Easter and food: what do you eat?
Easter in Sicily is also and above all celebrated at the table. The telling of traditions are inevitably linked to Holy Week and Easter Sunday. Every city has its own workhorse that is a must-have on every table. During the evening of Good Friday in Agusta we eat squid ink pasta (a reminder of the mourning for the death of Christ).
Sunday lunch cannot but start instead with an appetizer of cunzate olives, i.e., olives mashed with celery, carrot, garlic and chili pepper. Each province then has its own specialty: a Messina you eat
“u scuscieddu” , which is a soup of French origin prepared with meat or chicken broth, minced level meat, cottage cheese and eggs. In the agrigentine prepares the Easter tegame of Aragona, an elaborate dish of rigatoni, tuma, pecorino cheese and eggs.The Sicilian Easter menu cannot miss lamb in gravy with potatoes or the roast kid Accompanied by the sweet and sour onions. The must-have of the Sicilian tradition is then the desserts: from the queen of the tables, namely the cassata, to that typical of this period such as the
cuddura cull’ova, a circular lemon cake in which a shell egg is placed in the center that girls traditionally gave to their boyfriends. To finish the famous pistachio lamb, made from marzipan and filled, of course, with pistachios.
Covid, Easter and Easter Monday in Sicily: rules to observe
What is coming will be an “almost” normal Easter for Italians.

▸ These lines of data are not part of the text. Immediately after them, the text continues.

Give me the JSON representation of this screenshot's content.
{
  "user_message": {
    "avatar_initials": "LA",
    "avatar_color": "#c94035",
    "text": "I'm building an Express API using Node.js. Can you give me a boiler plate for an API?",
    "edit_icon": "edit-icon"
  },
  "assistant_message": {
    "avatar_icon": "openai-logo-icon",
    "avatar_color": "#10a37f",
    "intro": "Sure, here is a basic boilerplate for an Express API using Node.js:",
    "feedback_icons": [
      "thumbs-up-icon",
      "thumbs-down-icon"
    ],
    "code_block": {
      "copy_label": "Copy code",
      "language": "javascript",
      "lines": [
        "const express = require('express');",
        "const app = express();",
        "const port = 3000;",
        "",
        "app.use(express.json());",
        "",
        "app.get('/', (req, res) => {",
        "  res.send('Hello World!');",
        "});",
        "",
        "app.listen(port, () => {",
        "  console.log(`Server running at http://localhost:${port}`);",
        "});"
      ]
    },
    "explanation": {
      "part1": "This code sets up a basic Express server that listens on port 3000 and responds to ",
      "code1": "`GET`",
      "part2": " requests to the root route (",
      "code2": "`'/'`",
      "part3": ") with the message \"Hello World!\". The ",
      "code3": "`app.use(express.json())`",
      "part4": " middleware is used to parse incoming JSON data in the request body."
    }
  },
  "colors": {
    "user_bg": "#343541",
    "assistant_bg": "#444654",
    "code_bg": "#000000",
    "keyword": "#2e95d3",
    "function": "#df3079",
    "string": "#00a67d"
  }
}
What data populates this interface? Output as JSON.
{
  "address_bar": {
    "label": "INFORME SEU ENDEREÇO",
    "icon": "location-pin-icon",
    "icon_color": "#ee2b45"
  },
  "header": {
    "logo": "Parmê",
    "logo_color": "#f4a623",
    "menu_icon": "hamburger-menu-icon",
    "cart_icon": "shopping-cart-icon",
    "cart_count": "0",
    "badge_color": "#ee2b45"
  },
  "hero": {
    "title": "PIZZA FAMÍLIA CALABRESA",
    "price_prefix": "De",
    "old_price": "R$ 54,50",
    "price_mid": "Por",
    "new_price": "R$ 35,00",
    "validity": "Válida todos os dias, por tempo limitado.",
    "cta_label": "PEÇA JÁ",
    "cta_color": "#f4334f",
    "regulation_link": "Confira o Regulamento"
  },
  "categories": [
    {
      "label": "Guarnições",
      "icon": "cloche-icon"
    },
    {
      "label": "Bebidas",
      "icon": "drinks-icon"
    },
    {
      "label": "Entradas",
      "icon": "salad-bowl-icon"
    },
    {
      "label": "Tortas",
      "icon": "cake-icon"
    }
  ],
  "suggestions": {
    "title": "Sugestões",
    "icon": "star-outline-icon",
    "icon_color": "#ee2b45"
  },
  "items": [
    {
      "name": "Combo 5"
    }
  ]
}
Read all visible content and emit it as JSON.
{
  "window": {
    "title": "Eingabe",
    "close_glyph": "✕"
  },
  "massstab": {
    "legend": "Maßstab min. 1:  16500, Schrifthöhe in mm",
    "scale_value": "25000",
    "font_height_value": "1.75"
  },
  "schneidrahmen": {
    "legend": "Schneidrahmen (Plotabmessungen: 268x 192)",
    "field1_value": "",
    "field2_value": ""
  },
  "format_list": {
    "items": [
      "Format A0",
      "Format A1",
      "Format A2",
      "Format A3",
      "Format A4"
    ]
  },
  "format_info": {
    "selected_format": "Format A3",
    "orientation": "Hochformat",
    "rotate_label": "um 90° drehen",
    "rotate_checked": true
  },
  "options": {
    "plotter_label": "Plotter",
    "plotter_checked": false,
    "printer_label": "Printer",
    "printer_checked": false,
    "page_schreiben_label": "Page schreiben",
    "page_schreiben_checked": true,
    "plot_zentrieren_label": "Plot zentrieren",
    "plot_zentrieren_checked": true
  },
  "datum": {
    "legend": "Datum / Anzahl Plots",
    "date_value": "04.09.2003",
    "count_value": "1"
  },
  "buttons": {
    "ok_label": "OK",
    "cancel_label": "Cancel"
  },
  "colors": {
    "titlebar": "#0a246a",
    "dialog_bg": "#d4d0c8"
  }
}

If you are planning a few days of relaxation and fun in Sicily, let us remind you what can be done and some basic rules. After two years and on the occasion of Easter, masses and religious processions return to Sicily. In all municipalities, however, the choice of parish priests remains precaution and common sense. Due to an increase in some cases of covid infection
a Modica e Scicli Instead, there will be no traditional processions. Although since the April 1 have dropped some restrictions, a mask is still mandatory indoors. Stop the green pass Strengthened to sit at bars and restaurants. Instead, a full green certificate of the three doses will be needed for nightclubs, cinemas and theaters.